The institute’s mission, for the most part, fuels Cassie, a former academic who has watched the D.C. of her youth fade away in the midst of ongoing gentrification. Its many guidelines and processes for corrections constitute a bureaucracy that nonetheless allows Cassie to hold onto “an urgency” for her work and a “belief that the truth was our last best hope,” even if she is one of only a handful of women of color at the institute. Still, the institute is not without its controversies or resistance, and Cassie soon becomes tasked with following through on a clarification request that contests a previous correction filed by her former colleague and childhood nemesis, Genevieve Marchand.
With this pairing, Evans navigates readers through the maze of Black upper-middle-class politics—its private schools and Jack and Jill debutante balls, and the tangles of bourgeoisie professionalism that shaped Cassie’s upbringing. Throughout their childhoods, Cassie and Genie, as she is nicknamed, perpetually hover in each other’s lives, Cassie the free-spirited foil to Genie’s prim proper conformer, despite the two women never actually liking one another or being friends in any real sense of the word. After a spell of little contact and a diminished social media presence, a newly divorced, freshly natural-haired Genie also takes on a position at the institute, two years after Cassie is hired. Now, she is Genevieve, and she’s ardent about the failings of the institute that is “tiptoeing around history.” As she disrupts, speaks out, and rejects what she considers to be liberal compromises of the truth, Cassie is left in awe of Genevieve’s reinvention and, more still, what that means for herself. “Perhaps in whatever years Genie was turning into Genevieve,” Cassie wonders, “I was supposed to have been turning into someone called Cassandra. Worse, perhaps I had already turned into Cassandra; perhaps it was Cassandra who made her white colleagues feel so comfortable that they whispered to her while waiting for the coffee to brew or microwave to ding, ‘Genevieve—she’s a lot, isn’t she.’”

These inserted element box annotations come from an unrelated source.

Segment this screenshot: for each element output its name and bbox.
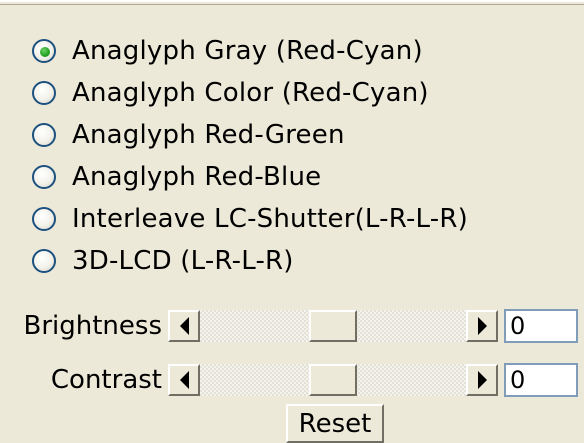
radio-anaglyph-color[interactable]: Anaglyph Color (Red-Cyan) <box>32 72 468 114</box>
radio-button-icon[interactable] <box>32 249 56 273</box>
panel-top-divider <box>0 0 584 5</box>
radio-label: Anaglyph Color (Red-Cyan) <box>72 78 429 108</box>
radio-label: Anaglyph Red-Blue <box>72 162 322 192</box>
radio-button-icon[interactable] <box>32 165 56 189</box>
radio-anaglyph-red-blue[interactable]: Anaglyph Red-Blue <box>32 156 468 198</box>
contrast-increase-button[interactable] <box>466 364 498 396</box>
arrow-left-icon <box>179 371 189 389</box>
arrow-right-icon <box>477 317 487 335</box>
radio-button-icon[interactable] <box>32 39 56 63</box>
radio-label: Anaglyph Gray (Red-Cyan) <box>72 36 423 66</box>
radio-button-icon[interactable] <box>32 123 56 147</box>
brightness-increase-button[interactable] <box>466 310 498 342</box>
brightness-row: Brightness 0 <box>0 308 578 344</box>
contrast-label: Contrast <box>50 365 162 395</box>
contrast-value-field[interactable]: 0 <box>504 363 578 397</box>
radio-interleave-lc-shutter[interactable]: Interleave LC-Shutter(L-R-L-R) <box>32 198 468 240</box>
stereo-mode-radio-group: Anaglyph Gray (Red-Cyan) Anaglyph Color … <box>32 30 468 282</box>
radio-label: Interleave LC-Shutter(L-R-L-R) <box>72 204 468 234</box>
radio-button-icon[interactable] <box>32 81 56 105</box>
brightness-decrease-button[interactable] <box>168 310 200 342</box>
contrast-slider[interactable] <box>168 364 498 396</box>
contrast-slider-thumb[interactable] <box>309 364 357 396</box>
brightness-label: Brightness <box>23 311 163 341</box>
arrow-right-icon <box>477 371 487 389</box>
radio-anaglyph-gray[interactable]: Anaglyph Gray (Red-Cyan) <box>32 30 468 72</box>
reset-button[interactable]: Reset <box>286 404 384 443</box>
radio-label: 3D-LCD (L-R-L-R) <box>72 246 294 276</box>
arrow-left-icon <box>179 317 189 335</box>
brightness-slider-thumb[interactable] <box>309 310 357 342</box>
contrast-decrease-button[interactable] <box>168 364 200 396</box>
radio-3d-lcd[interactable]: 3D-LCD (L-R-L-R) <box>32 240 468 282</box>
contrast-row: Contrast 0 <box>0 362 578 398</box>
radio-anaglyph-red-green[interactable]: Anaglyph Red-Green <box>32 114 468 156</box>
radio-button-icon[interactable] <box>32 207 56 231</box>
radio-label: Anaglyph Red-Green <box>72 120 345 150</box>
brightness-value-field[interactable]: 0 <box>504 309 578 343</box>
brightness-slider[interactable] <box>168 310 498 342</box>
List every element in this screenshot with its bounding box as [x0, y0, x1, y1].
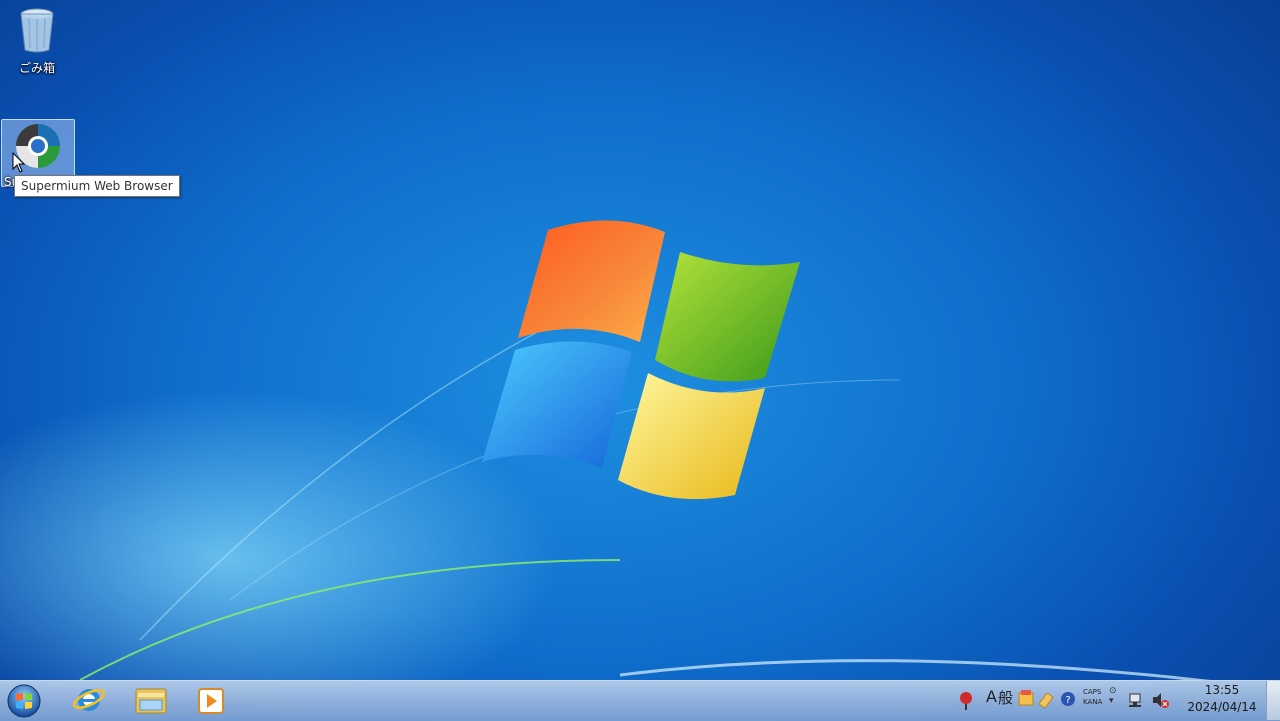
help-icon[interactable]: ? [1059, 684, 1077, 716]
tray-notification-icon[interactable] [955, 684, 977, 716]
caps-kana-indicator[interactable]: CAPS KANA [1083, 687, 1102, 707]
windows-logo [482, 220, 800, 500]
ime-dictionary-icon[interactable] [1017, 684, 1035, 716]
show-desktop-button[interactable] [1266, 681, 1280, 720]
network-icon[interactable] [1127, 684, 1145, 716]
kana-label: KANA [1083, 698, 1103, 706]
ime-conversion-mode[interactable]: 般 [998, 687, 1013, 708]
desktop-icon-recycle-bin[interactable]: ごみ箱 [1, 6, 73, 76]
desktop-icon-label: ごみ箱 [18, 61, 55, 75]
clock-date: 2024/04/14 [1187, 700, 1257, 714]
mouse-cursor-icon [12, 152, 26, 173]
tooltip: Supermium Web Browser [14, 175, 180, 197]
svg-text:?: ? [1065, 695, 1070, 706]
internet-explorer-icon [73, 689, 105, 711]
media-player-icon [198, 688, 224, 714]
ime-tools-icon[interactable] [1037, 684, 1055, 716]
ime-options-icon[interactable]: ⊙ ▾ [1109, 686, 1117, 706]
taskbar-internet-explorer[interactable] [64, 683, 114, 717]
volume-muted-icon[interactable] [1151, 684, 1171, 716]
windows-explorer-icon [135, 688, 167, 714]
wallpaper [0, 220, 1211, 680]
caps-label: CAPS [1083, 688, 1102, 696]
taskbar-windows-explorer[interactable] [126, 683, 176, 717]
recycle-bin-icon [20, 8, 54, 53]
start-button[interactable] [5, 683, 43, 719]
clock-time: 13:55 [1204, 683, 1240, 697]
taskbar-clock[interactable]: 13:55 2024/04/14 [1180, 682, 1264, 716]
taskbar-media-player[interactable] [186, 683, 236, 717]
ime-input-mode[interactable]: A [986, 687, 997, 706]
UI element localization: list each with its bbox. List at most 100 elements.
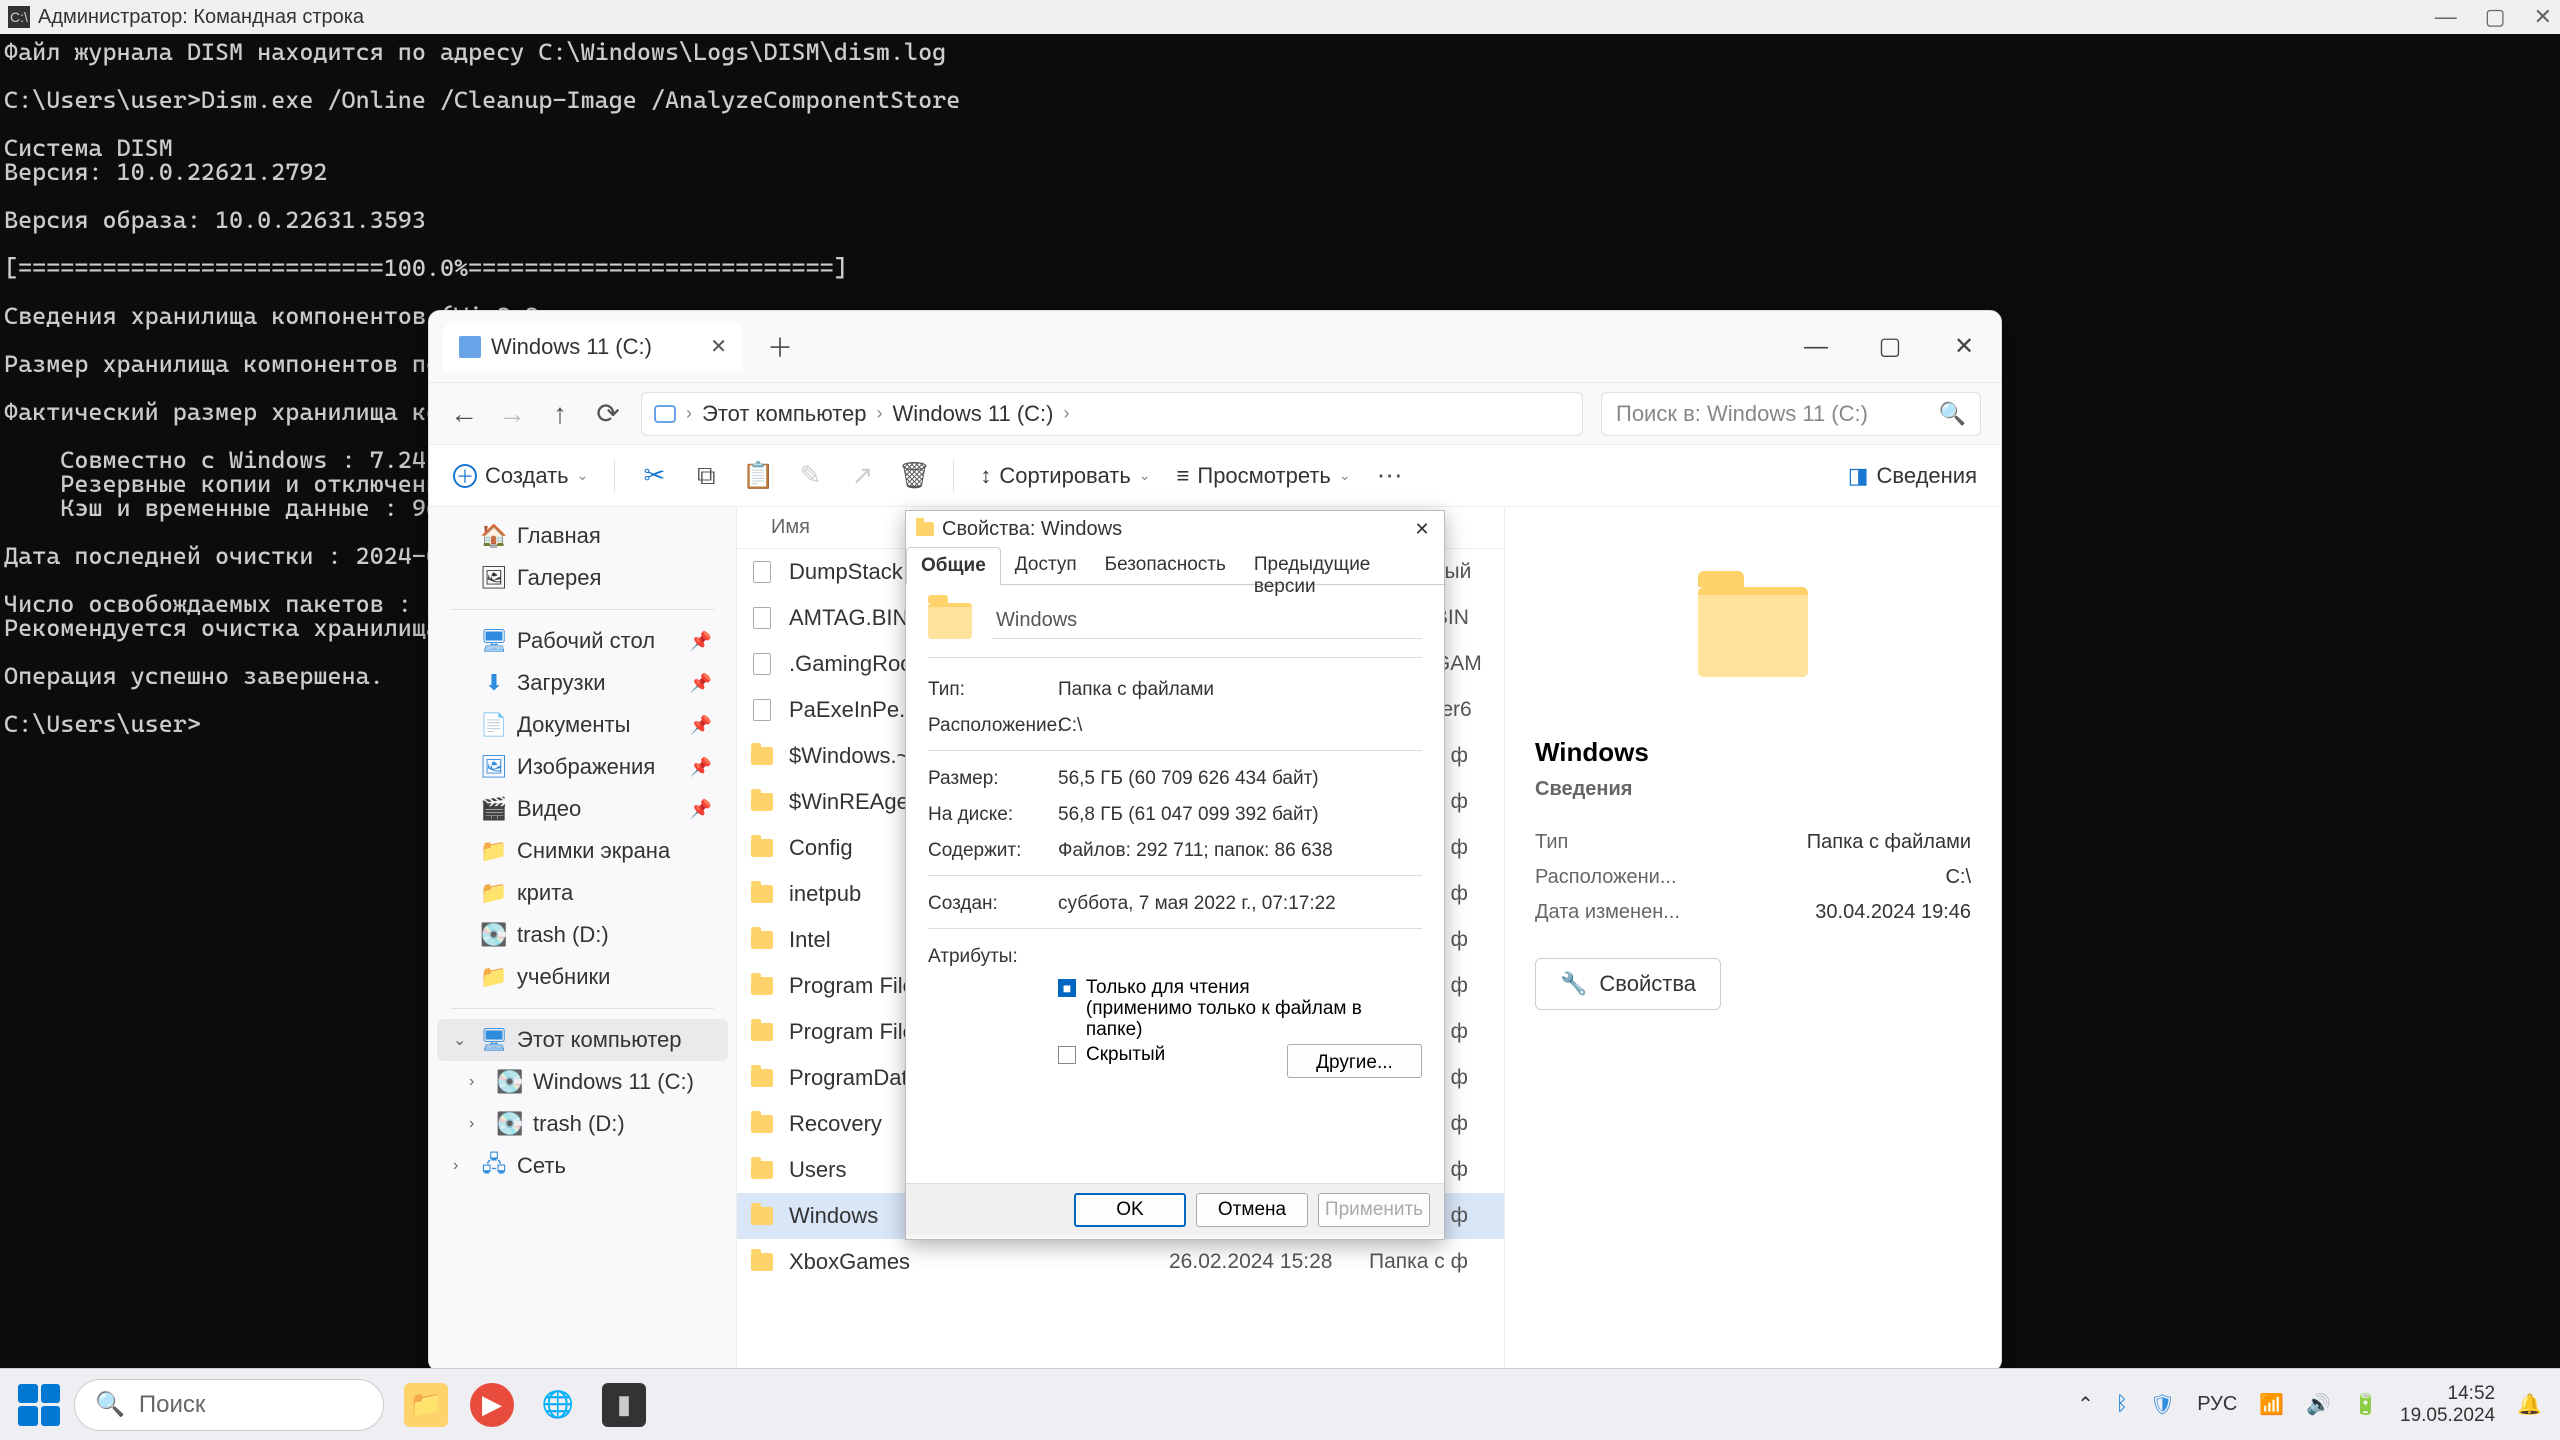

She follows Genevieve’s correction to Cherry Mill, Wisconsin, a former sundown town in a rural part of the state, to issue an amendment to a plaque memorializing a Black man purported to have been killed by an angry white mob. Genevieve adds the names of the individuals who comprised the suspected mob to the memorial. But then a descendant of one of those individuals, hoping to make restitution with the victim’s family, alleges that the victim, Josiah Wynslow, never actually died in the fire. It is here where Cassie and Genevieve reconnect, both intent on telling the “real” story, both reckoning with their entangled pasts in a town whose future will be altered by the revelations sparked from this clarification request.
This collection is full of characters who attempt to escape, confront, or try their best to wade through circumstances that have quietly upended their lives, and Evans painstakingly outlines their aches. There are truths and there are the truths we tell ourselves, and the space between those two poles can be wide. There is a frailty to resolution that rejects prescription or guarantee. Tending to this fragility is part of Evans’s mastery, and it just might be the way to traverse the gap.